Cour administrative d'appel de Paris — Décision N° CAA75-21PA00638

mercredi 13 juillet 2022

JuridictionCour administrative d'appel de Paris
SectionCour administrative d'appel de Paris
N° DossierCAA75-21PA00638
TypeDécision
Recoursexcès de pouvoir
PublicationC
Formation4ème chambre
Avocat requérantMARVILLE

Texte intégral

Vu la procédure suivante :

Procédure contentieuse antérieure :

M. C B a demandé au tribunal administratif de Melun d'annuler l'arrêté du 25 février 2019 par lequel le maire de la commune de Rungis lui a enjoint de procéder à une évaluation comportementale de ses deux chiens.

Par un jugement n°1903237 du 29 décembre 2020, le tribunal administratif de Melun a rejeté sa demande.

Procédure devant la Cour :

Par une requête enregistrée le 8 février 2021, M. B, représenté par Me Marville, demande à la Cour :

1°) d'annuler ce jugement du 29 décembre 2020 ;

2°) d'annuler l'arrêté du 25 février 2019 ;

3°) de mettre à la charge de la commune de Rungis une somme de 1500 euros en application de l'article L. 761-1 du code de justice administrative.

Il soutient que :

- le maire de Rungis n'était territorialement pas compétent pour prendre l'arrêté attaqué, les faits reprochés s'étant déroulés sur le territoire de la commune de Fresnes ;

- les faits reprochés ne sont pas établis.

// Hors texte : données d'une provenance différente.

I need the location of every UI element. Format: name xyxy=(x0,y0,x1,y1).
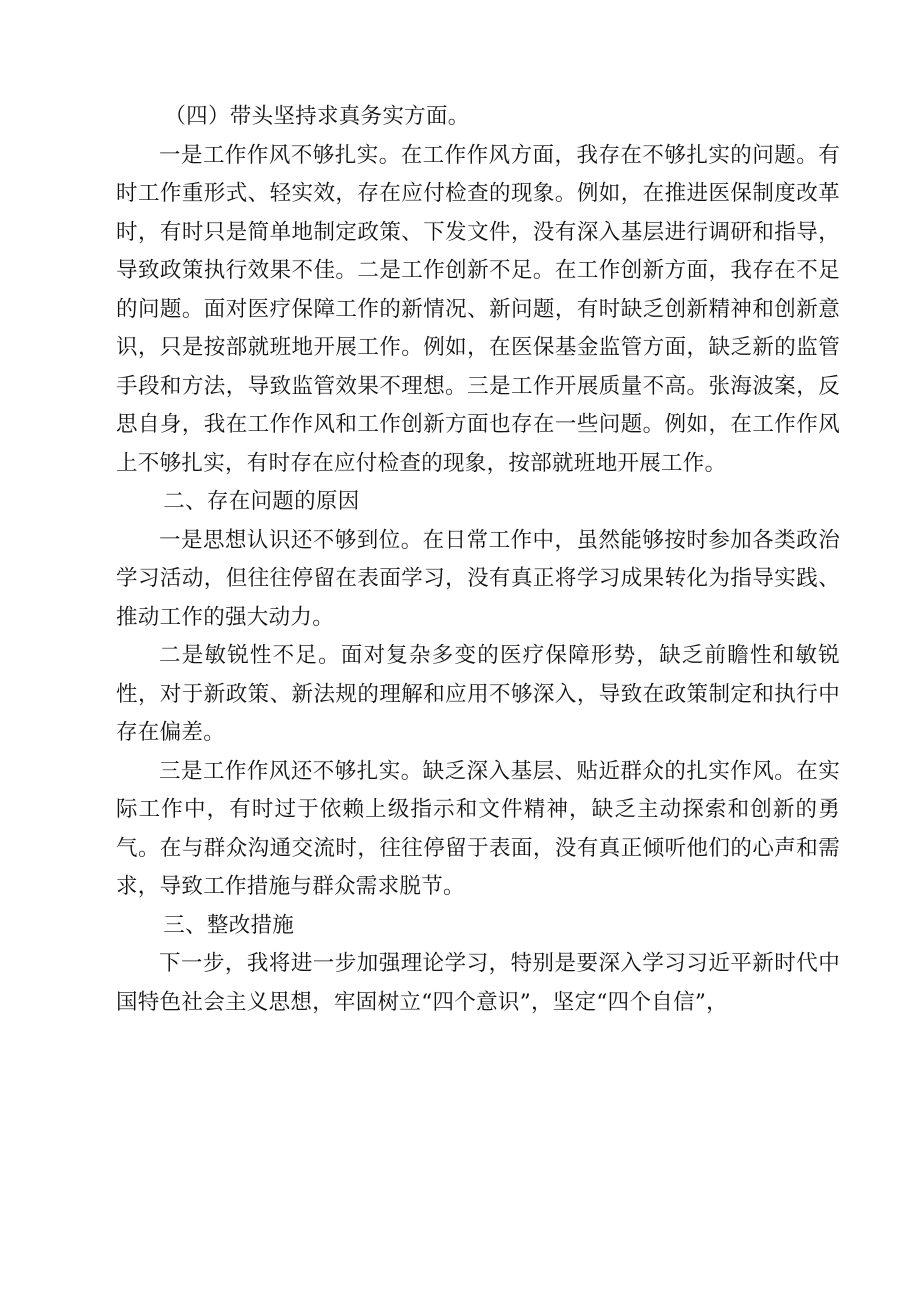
section-heading-causes: 二、存在问题的原因 xyxy=(163,489,360,514)
section-heading-measures: 三、整改措施 xyxy=(163,912,295,938)
cause-paragraph-three: 三是工作作风还不够扎实。缺乏深入基层、贴近群众的扎实作风。在实际工作中，有时过于依赖上级指示和文件精神，缺乏主动探索和创新的勇气。在与群众沟通交流时，往往停留于表面，没有真正倾听他们的心声和需求，导致工作措施与群众需求脱节。 xyxy=(116,758,840,899)
measures-paragraph: 下一步，我将进一步加强理论学习，特别是要深入学习习近平新时代中国特色社会主义思想，牢固树立“四个意识”，坚定“四个自信”， xyxy=(116,951,840,1015)
cause-paragraph-two: 二是敏锐性不足。面对复杂多变的医疗保障形势，缺乏前瞻性和敏锐性，对于新政策、新法规的理解和应用不够深入，导致在政策制定和执行中存在偏差。 xyxy=(116,643,840,745)
cause-paragraph-one: 一是思想认识还不够到位。在日常工作中，虽然能够按时参加各类政治学习活动，但往往停留在表面学习，没有真正将学习成果转化为指导实践、推动工作的强大动力。 xyxy=(116,527,840,630)
document-body xyxy=(116,98,840,1022)
work-style-paragraph: 一是工作作风不够扎实。在工作作风方面，我存在不够扎实的问题。有时工作重形式、轻实效，存在应付检查的现象。例如，在推进医保制度改革时，有时只是简单地制定政策、下发文件，没有深入基层进行调研和指导，导致政策执行效果不佳。二是工作创新不足。在工作创新方面，我存在不足的问题。面对医疗保障工作的新情况、新问题，有时缺乏创新精神和创新意识，只是按部就班地开展工作。例如，在医保基金监管方面，缺乏新的监管手段和方法，导致监管效果不理想。三是工作开展质量不高。张海波案，反思自身，我在工作作风和工作创新方面也存在一些问题。例如，在工作作风上不够扎实，有时存在应付检查的现象，按部就班地开展工作。 xyxy=(116,142,840,476)
subsection-title: （四）带头坚持求真务实方面。 xyxy=(164,104,470,129)
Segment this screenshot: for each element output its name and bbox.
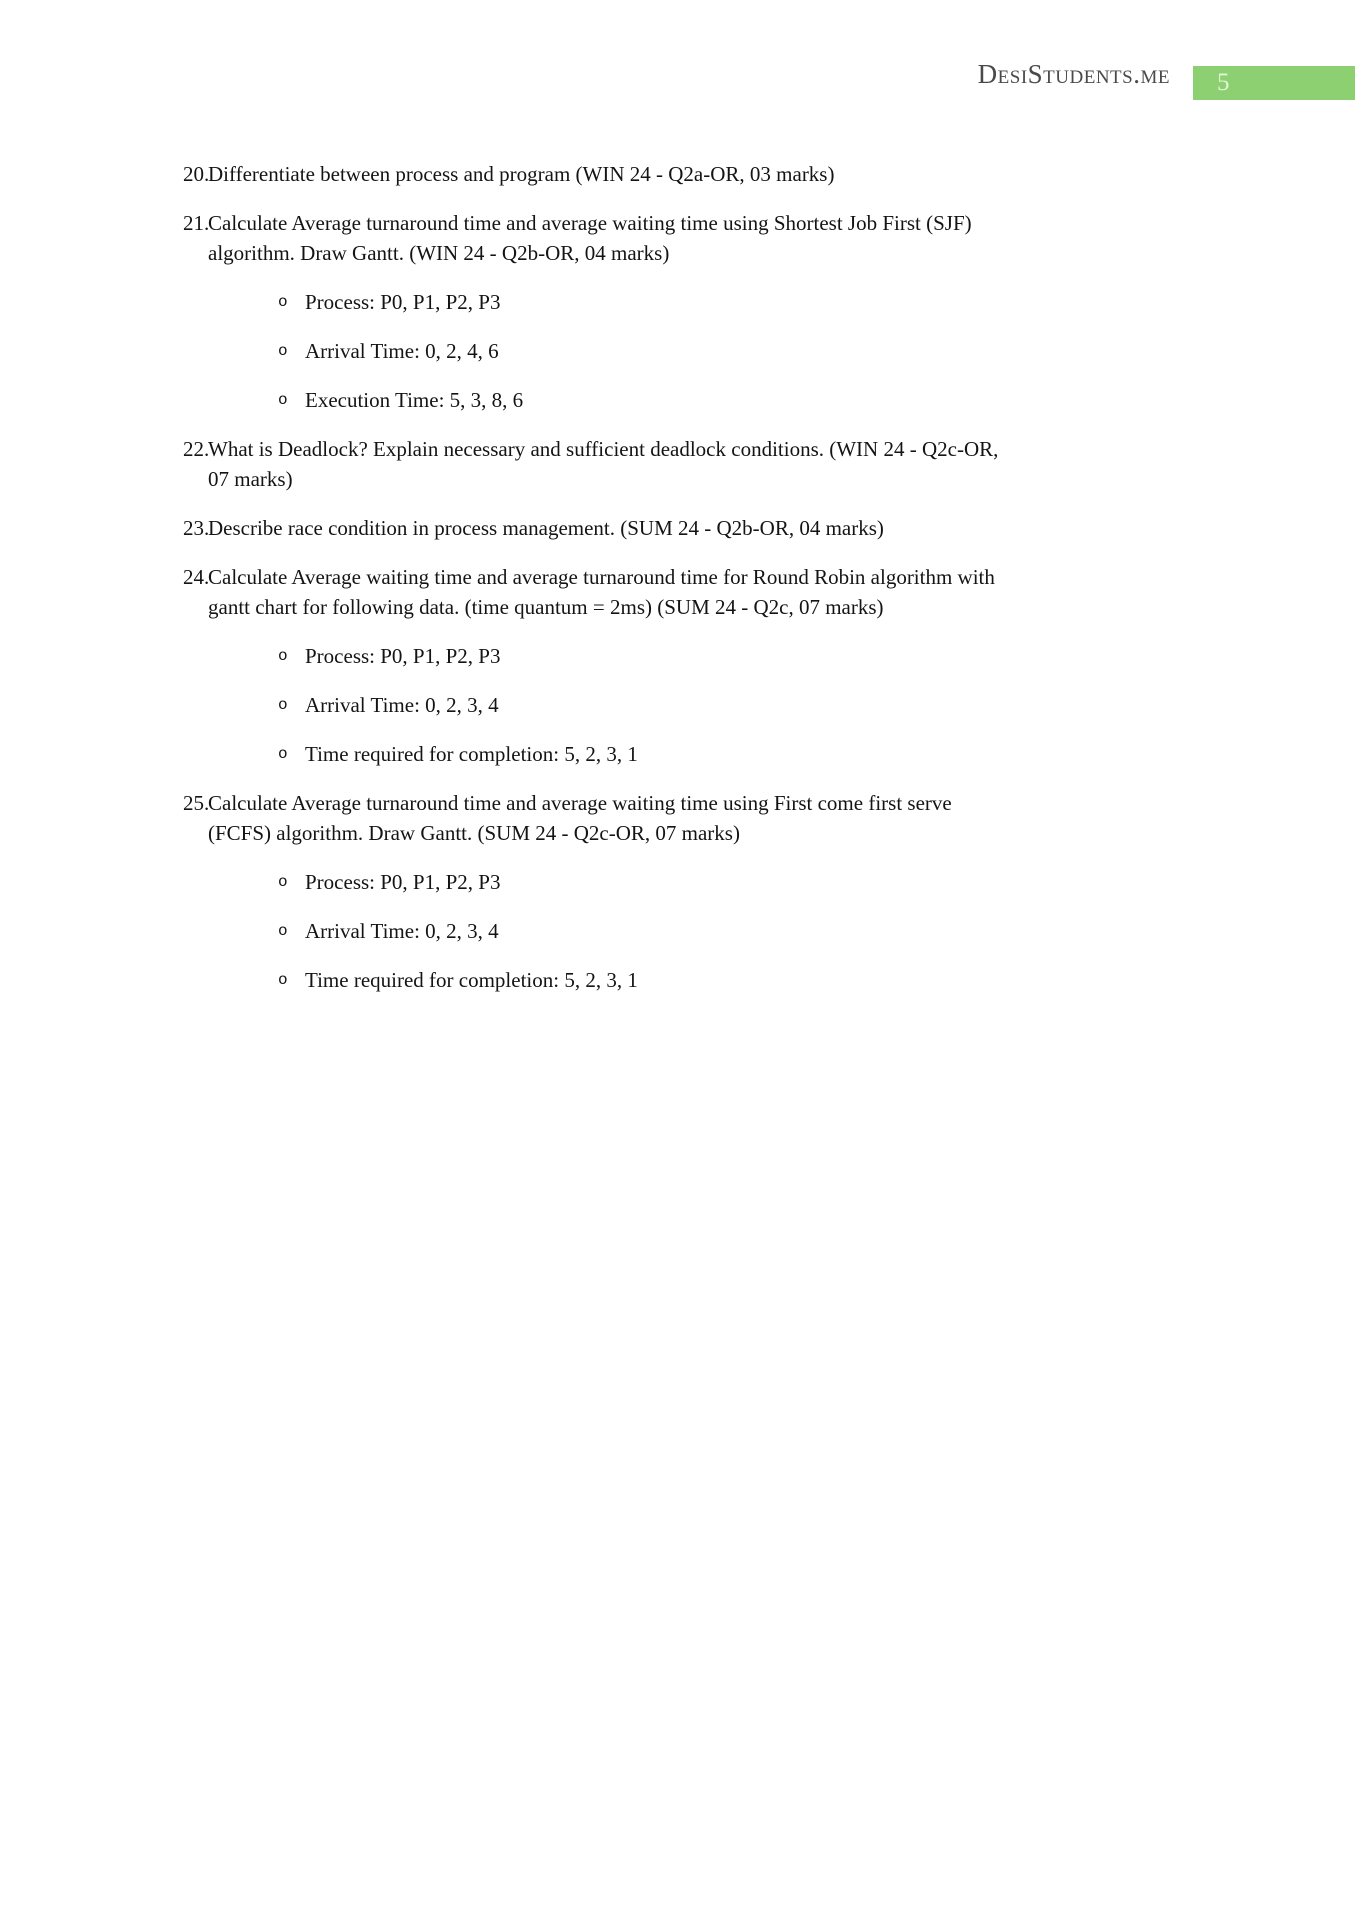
bullet-marker: o (278, 293, 288, 311)
bullet-marker: o (278, 696, 288, 714)
question-number: 24. (183, 565, 210, 589)
bullet-marker: o (278, 873, 288, 891)
question-text (208, 159, 1163, 189)
page-number: 5 (1217, 69, 1230, 96)
question-line: Calculate Average turnaround time and average waiting time using First come first serve (208, 791, 952, 815)
bullet-marker: o (278, 745, 288, 763)
site-name: DesiStudents.me (977, 59, 1170, 89)
bullet-item (0, 336, 1358, 366)
bullet-marker: o (278, 922, 288, 940)
question-line: Calculate Average turnaround time and average waiting time using Shortest Job First (SJF) (208, 211, 972, 235)
bullet-text: Process: P0, P1, P2, P3 (305, 290, 501, 314)
question-text (208, 788, 1163, 848)
question-text (208, 513, 1163, 543)
bullet-text: Execution Time: 5, 3, 8, 6 (305, 388, 524, 412)
question-item-22 (0, 434, 1358, 494)
bullet-item (0, 641, 1358, 671)
bullet-item (0, 287, 1358, 317)
question-line: Describe race condition in process management. (SUM 24 - Q2b-OR, 04 marks) (208, 516, 884, 540)
bullet-marker: o (278, 971, 288, 989)
bullet-text: Time required for completion: 5, 2, 3, 1 (305, 968, 638, 992)
bullet-text: Arrival Time: 0, 2, 3, 4 (305, 919, 499, 943)
question-line: (FCFS) algorithm. Draw Gantt. (SUM 24 - Q2c-OR, 07 marks) (208, 821, 740, 845)
bullet-text: Time required for completion: 5, 2, 3, 1 (305, 742, 638, 766)
bullet-text: Process: P0, P1, P2, P3 (305, 870, 501, 894)
bullet-item (0, 965, 1358, 995)
question-number: 23. (183, 516, 210, 540)
question-line: What is Deadlock? Explain necessary and sufficient deadlock conditions. (WIN 24 - Q2c-OR, (208, 437, 999, 461)
question-line: gantt chart for following data. (time quantum = 2ms) (SUM 24 - Q2c, 07 marks) (208, 595, 884, 619)
question-line: 07 marks) (208, 467, 293, 491)
question-number: 20. (183, 162, 210, 186)
question-number: 22. (183, 437, 210, 461)
question-text (208, 562, 1163, 622)
bullet-marker: o (278, 391, 288, 409)
question-text (208, 434, 1163, 494)
bullet-text: Process: P0, P1, P2, P3 (305, 644, 501, 668)
question-line: Differentiate between process and program (WIN 24 - Q2a-OR, 03 marks) (208, 162, 835, 186)
bullet-text: Arrival Time: 0, 2, 3, 4 (305, 693, 499, 717)
question-item-25 (0, 788, 1358, 848)
question-line: Calculate Average waiting time and average turnaround time for Round Robin algorithm with (208, 565, 995, 589)
bullet-marker: o (278, 647, 288, 665)
question-number: 25. (183, 791, 210, 815)
question-text (208, 208, 1163, 268)
bullet-item (0, 385, 1358, 415)
question-item-24 (0, 562, 1358, 622)
page-number-badge (1193, 66, 1355, 100)
bullet-item (0, 916, 1358, 946)
question-line: algorithm. Draw Gantt. (WIN 24 - Q2b-OR, 04 marks) (208, 241, 670, 265)
bullet-item (0, 739, 1358, 769)
bullet-marker: o (278, 342, 288, 360)
question-item-20 (0, 159, 1358, 189)
bullet-text: Arrival Time: 0, 2, 4, 6 (305, 339, 499, 363)
question-number: 21. (183, 211, 210, 235)
question-list (0, 159, 1358, 1014)
bullet-item (0, 867, 1358, 897)
question-item-21 (0, 208, 1358, 268)
bullet-item (0, 690, 1358, 720)
question-item-23 (0, 513, 1358, 543)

Par un mémoire en défense, enregistré le 10 mai 2021, la commune de Rungis représentée par Me Marville conclut au rejet de la requête et demande de mettre à la charge de M. B une somme de 1500 euros au titre de l'article L.761-1 du code de justice administrative. Par la voie de l'appel incident, la commune de Rungis demande d'enjoindre, sur le fondement de l'article L.911- 3 du code de justice administrative, à M. B d'exécuter l'arrêté du 25 février 2019, dans un délai de 15 jours suivant la notification de l'arrêt à intervenir, sous astreinte de 50 euros par jour de retard.

Elle soutient que :

- la requête qui ne présente aucun moyen contre le jugement est irrecevable ;

- les moyens soulevés par M. B ne sont pas fondés.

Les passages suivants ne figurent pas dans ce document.